| |
|
|
Askerler ve Avrupa Birliği
Askerlerin AB'ye yönelik tavrı Türkiye'de yıllardır tartışılır. Genel kanaat askeri kanadın AB'ye karşı olduğu şeklindedir. Yüksek rütbeli subaylar zaman zaman bunun aksini iddia eden açıklamalar yapsalar da algılama değişmez. Aslına bakarsanız, askerler AB'ye karşı değil. Ancak iki konuyla ilgili olarak "çekinceleri" var. Bunların hiçbiri tahmin edildiği gibi "Demokratikleşme, özgürlükler, ordunun konumu" gibi noktalarda değil. O iki konu başlığı Kıbrıs ve Ege. Askeri kanat, AB sürecinde Kıbrıs ve Ege konularında Türkiye'nin bölgesel çıkarlarına ve egemenliğine ters düşecek gelişmeler olmasından çekiniyor. Askerlere göre Kıbrıs adası, Türkiye açısından stratejik. Çünkü Ortadoğu, Avrupa ve Afrika arasında çok ciddi bir ekonomik egemenlik bölgesinin Kıbrıs'la bağlantılı olduğunu düşünüyorlar. Kıbrıs'ın Türkiye ile bağlantısının kesilmesinin Türkiye'nin bölgedeki gücünü etkileyeceği inancındalar. Bir diğer önemli mesele ise Ege. Yunanistan'ın karasularını 12 mile çıkarması ile ilgili tavrı belli ve net. Şu an için Yunanistan bu konuyu kaşımıyor. Türkiye ise zaten uluslararası anlaşmalara koyduğu çekince ile bunu tanımayacağını söylüyor.
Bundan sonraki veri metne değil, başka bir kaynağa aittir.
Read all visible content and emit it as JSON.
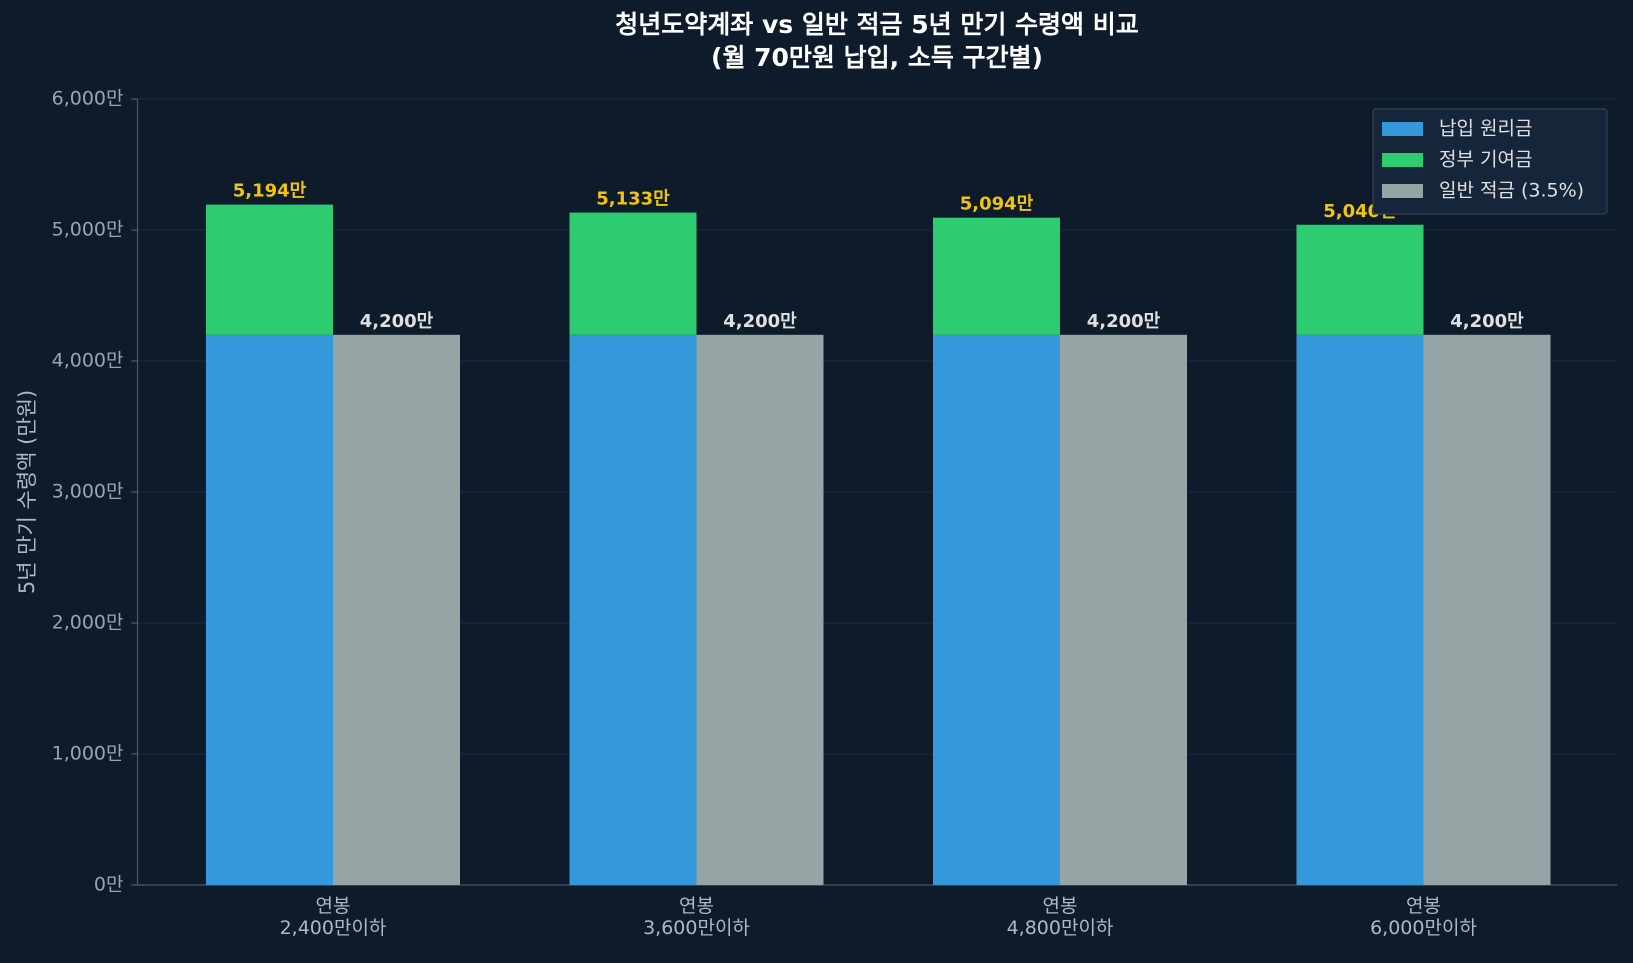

Ancak askerlere göre AB'ye girdiğimiz anda bu durum değişecek. AB ülkelerinin tamamı karasularını 12 mile çıkaran anlaşmayı imzaladıkları için "12 mil" bir anlamda AB müktesebatının bir parçası. AB'ye üye olduğumuz anda biz de bu müktesebata uymak zorunda kalacağımız için Yunanistan karasularını 12 mile çıkararak, plajlarımıza dayanacak. Askerlerin en önemli sıkıntısı işte bu. "Ne fark eder. Ege Avrupa denizi olacak. Sınır mınır kalmayacak" diyenlere ise "İyi ama buranın hava ve deniz kontrolü Yunanistan'a geçecek" diyorlar. Yunanistan'ın Ege sorunlarının çözümü için Lahey Adalet Divanı'na gitmekten kaçınmasını da buna bağlıyorlar. Bu iki sorunla birlikte Türkiye'nin AB yolunu nihayetlendirmesi zor görünüyor.